Before doing so, you need to ask them if they feel comfortable kissing goodbye. The little ones should have the ability to choose how to greet peoplethat is, whether you want to do it with a kiss or with your hand.
Knowing and setting limits is one of the foundations of children’s growth. This also has to do with emotional limits. Every little one can choose whether or not to stay close to a person.
Some parents think their kids are being rude because they don’t kiss. But there are many ways children can show off their good manners. Handshakes, greetings upon arrival, or a pat on the back are signs of good manners.
Reasons not to force children to kiss
It’s healthy for parents to have an open conversation with their children about love and nurturing. Expressions of affection must be understood as a spontaneous way of expressing love. While good manners and politeness show respect for other people.
While children should be nice to adults, they shouldn’t be forced to kiss.. This way they are able to set their own limits in the face of the unknown.
It’s important not to force kisses on babies, as this can make them vulnerable. The little ones They can assume a very accommodating attitude showing politeness and affection. This can expose them to a situation of harassment or abuse.
So like this study conducted by psychologist Pepa Horno GoicoecheaHugs, kisses, and hugs are levels of intimacy that should never be forced, which parents often do.
Abuses usually occur with people close to the child and it can occur because of a desire to show affection. They end up being forced to please and can’t say no to physical contact.
Respect your child’s wishes
From a certain age some children stop kissing or kiss less often than before. Maybe it’s because they’re shy, don’t like the person, or just aren’t in the mood for it.
But if the little one doesn’t want to show affection, should we insist? No, you must avoid forcing children to kiss. Put yourself in their shoes and try to imagine how embarrassing it would be for you to kiss someone when you don’t want to.. How would you like to feel?
Kissing shouldn’t be a sign of good manners.
Although for adults a kiss is a sign of good manners and a normal way of saying goodbye, For the little ones, a kiss is a way to show affection to loved ones..
Good manners are rules of behavior and courtesy that you should teach your child to incorporate into their day. Instead of forcing children to kiss, Make sure when they arrive at a place they greet with a “Good morning; good late; good night”.
kisses have meaning
A kiss is a social norm. It is customary that when greeting or saying goodbye to someone, it is done with a kiss. For children, it’s a show of love, so it’s not fair for them to force kiss.
Children shouldn’t be forced to do something they don’t want to do.. Not to mention making them feel bad about themselves for refusing. Don’t take their denial as an offense; interpret it as his point of view.

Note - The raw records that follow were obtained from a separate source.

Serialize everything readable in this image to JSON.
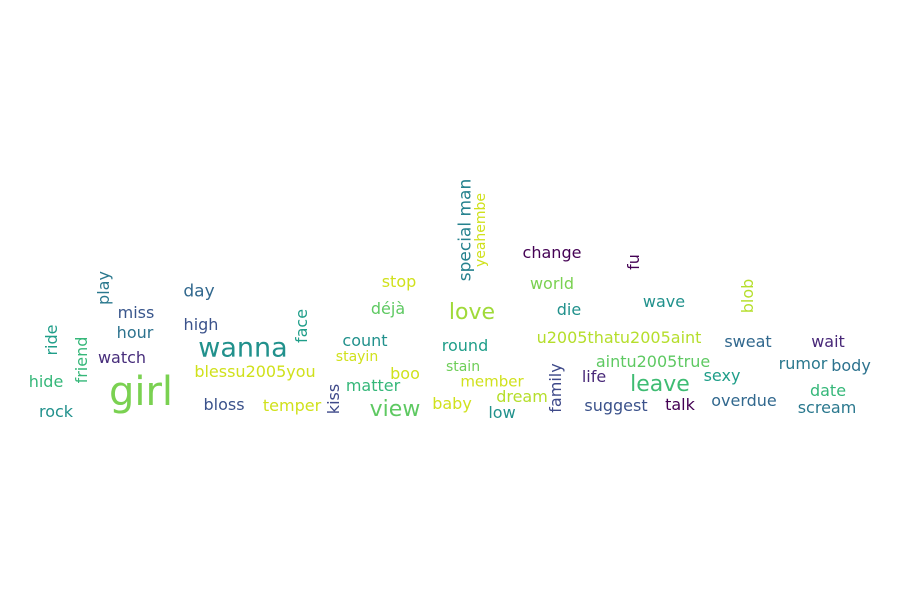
{
  "words": [
    {
      "text": "girl",
      "color": "#7ad151",
      "vertical": false
    },
    {
      "text": "wanna",
      "color": "#21918c",
      "vertical": false
    },
    {
      "text": "love",
      "color": "#a0da39",
      "vertical": false
    },
    {
      "text": "view",
      "color": "#5ec962",
      "vertical": false
    },
    {
      "text": "leave",
      "color": "#3fbc73",
      "vertical": false
    },
    {
      "text": "special man",
      "color": "#26828e",
      "vertical": true
    },
    {
      "text": "yeahembe",
      "color": "#d0e11c",
      "vertical": true
    },
    {
      "text": "change",
      "color": "#440154",
      "vertical": false
    },
    {
      "text": "fu",
      "color": "#440154",
      "vertical": true
    },
    {
      "text": "play",
      "color": "#2a788e",
      "vertical": true
    },
    {
      "text": "day",
      "color": "#31688e",
      "vertical": false
    },
    {
      "text": "stop",
      "color": "#d0e11c",
      "vertical": false
    },
    {
      "text": "world",
      "color": "#7ad151",
      "vertical": false
    },
    {
      "text": "wave",
      "color": "#21918c",
      "vertical": false
    },
    {
      "text": "blob",
      "color": "#b5de2b",
      "vertical": true
    },
    {
      "text": "ride",
      "color": "#1f9e89",
      "vertical": true
    },
    {
      "text": "miss",
      "color": "#39568c",
      "vertical": false
    },
    {
      "text": "face",
      "color": "#1f9e89",
      "vertical": true
    },
    {
      "text": "déjà",
      "color": "#5ec962",
      "vertical": false
    },
    {
      "text": "die",
      "color": "#21918c",
      "vertical": false
    },
    {
      "text": "friend",
      "color": "#35b779",
      "vertical": true
    },
    {
      "text": "hour",
      "color": "#2c728e",
      "vertical": false
    },
    {
      "text": "high",
      "color": "#3b528b",
      "vertical": false
    },
    {
      "text": "count",
      "color": "#21918c",
      "vertical": false
    },
    {
      "text": "round",
      "color": "#1f9e89",
      "vertical": false
    },
    {
      "text": "u2005thatu2005aint",
      "color": "#b5de2b",
      "vertical": false
    },
    {
      "text": "sweat",
      "color": "#31688e",
      "vertical": false
    },
    {
      "text": "wait",
      "color": "#482878",
      "vertical": false
    },
    {
      "text": "watch",
      "color": "#472d7b",
      "vertical": false
    },
    {
      "text": "stayin",
      "color": "#d0e11c",
      "vertical": false
    },
    {
      "text": "family",
      "color": "#3e4989",
      "vertical": true
    },
    {
      "text": "aintu2005true",
      "color": "#5ec962",
      "vertical": false
    },
    {
      "text": "rumor",
      "color": "#2a788e",
      "vertical": false
    },
    {
      "text": "body",
      "color": "#2c728e",
      "vertical": false
    },
    {
      "text": "blessu2005you",
      "color": "#d0e11c",
      "vertical": false
    },
    {
      "text": "stain",
      "color": "#6ece58",
      "vertical": false
    },
    {
      "text": "boo",
      "color": "#d0e11c",
      "vertical": false
    },
    {
      "text": "life",
      "color": "#482878",
      "vertical": false
    },
    {
      "text": "sexy",
      "color": "#1f9e89",
      "vertical": false
    },
    {
      "text": "hide",
      "color": "#35b779",
      "vertical": false
    },
    {
      "text": "matter",
      "color": "#35b779",
      "vertical": false
    },
    {
      "text": "member",
      "color": "#d0e11c",
      "vertical": false
    },
    {
      "text": "kiss",
      "color": "#3e4989",
      "vertical": true
    },
    {
      "text": "date",
      "color": "#35b779",
      "vertical": false
    },
    {
      "text": "dream",
      "color": "#b5de2b",
      "vertical": false
    },
    {
      "text": "overdue",
      "color": "#31688e",
      "vertical": false
    },
    {
      "text": "bloss",
      "color": "#3b528b",
      "vertical": false
    },
    {
      "text": "temper",
      "color": "#d0e11c",
      "vertical": false
    },
    {
      "text": "baby",
      "color": "#d0e11c",
      "vertical": false
    },
    {
      "text": "suggest",
      "color": "#3b528b",
      "vertical": false
    },
    {
      "text": "talk",
      "color": "#440154",
      "vertical": false
    },
    {
      "text": "scream",
      "color": "#2a788e",
      "vertical": false
    },
    {
      "text": "rock",
      "color": "#21918c",
      "vertical": false
    },
    {
      "text": "low",
      "color": "#21918c",
      "vertical": false
    }
  ]
}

In the book not a kiss by force Teach the little ones that they don’t have to give kisses if they don’t want to and detail all the types of kisses there are, how they are and who to give them to.

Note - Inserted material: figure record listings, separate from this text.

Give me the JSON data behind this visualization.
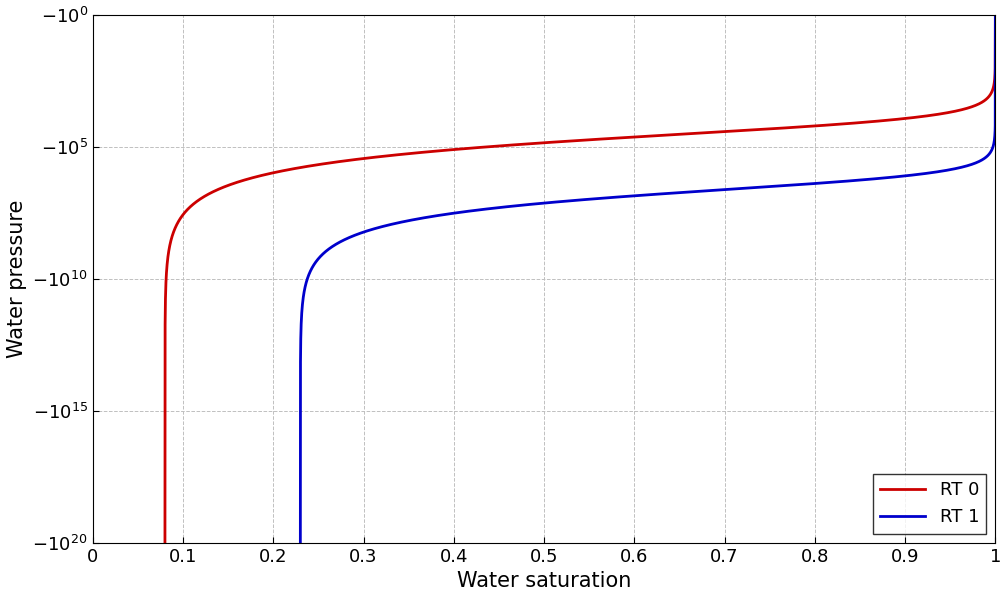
{
  "title": "",
  "xlabel": "Water saturation",
  "ylabel": "Water pressure",
  "xlim": [
    0,
    1
  ],
  "x_ticks": [
    0,
    0.1,
    0.2,
    0.3,
    0.4,
    0.5,
    0.6,
    0.7,
    0.8,
    0.9,
    1.0
  ],
  "y_ticks_exp": [
    0,
    5,
    10,
    15,
    20
  ],
  "grid_color": "#c0c0c0",
  "grid_style": "--",
  "background_color": "#ffffff",
  "RT0": {
    "color": "#cc0000",
    "label": "RT 0",
    "Sl_r": 0.08,
    "Sg_r": 0.0,
    "Pr": 15000.0,
    "n": 1.49,
    "linewidth": 2.0
  },
  "RT1": {
    "color": "#0000cc",
    "label": "RT 1",
    "Sl_r": 0.23,
    "Sg_r": 0.0,
    "Pr": 2000000.0,
    "n": 1.54,
    "linewidth": 2.0
  },
  "legend_loc": "lower right",
  "legend_fontsize": 13,
  "axis_fontsize": 15,
  "tick_fontsize": 13,
  "figsize": [
    10.08,
    5.98
  ],
  "dpi": 100
}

Your child will not walk away
Sometimes children go through phases where they refuse to kiss, even from their parents or close relatives. This doesn’t mean that your child will become more withdrawn about his feelings. He will give kisses when he really wants and feels like it. If you force a child to kiss, you will only push him away from you.
By forcing children to kiss, they can make themselves more vulnerable to abuse.

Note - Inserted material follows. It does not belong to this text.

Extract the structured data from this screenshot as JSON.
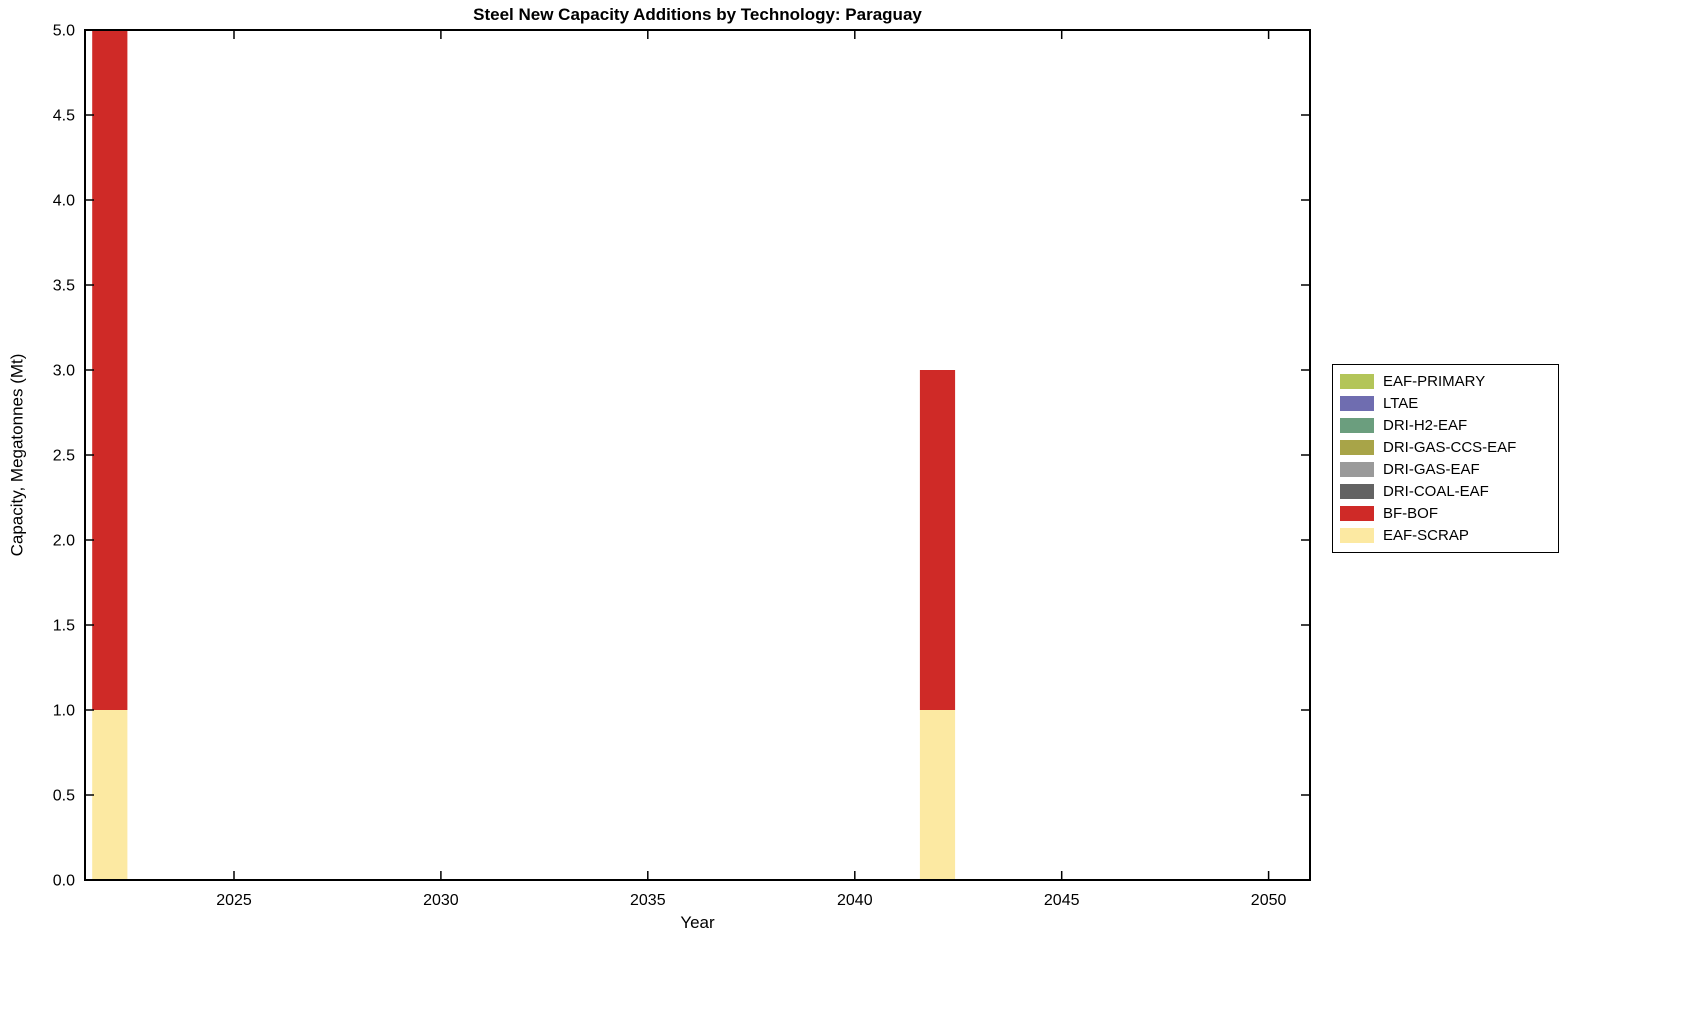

Even if it seems exaggerated, if you force a child to kiss when they don’t want to, they’ll be more likely to approach strangers. If he doesn’t learn to refuse physical contact with other people from an early age, he may develop the idea that being affectionate with strangers is synonymous with politeness.
Forcing a child to kiss can convey the idea that he doesn’t own his own body. It’s important to teach little ones that they are in control of their bodies, otherwise they may become more complacent and passive.
As for forcing children to kiss each other…
In order for a child to say hello and say hello with a kiss, it is important to ask him directly if he wants to do it. You shouldn’t be pressing her to do it and you should make it clear that it’s because she wants it, and it’s just a way of saying hello. “Do you want to greet your cousin with a kiss?” if he says no, you need to leave him alone.
Generally, As children grow older, they begin to differentiate love kisses from courtesy kisses. The fastest way to learn this is to watch parents say hello and kiss. This way they will end up mimicking that behavior and adapting to social norms.
Finally, parents need to have an open conversation with their children about the difference between being polite and being loving. Affection must arise naturally, It shouldn’t be a way to please others.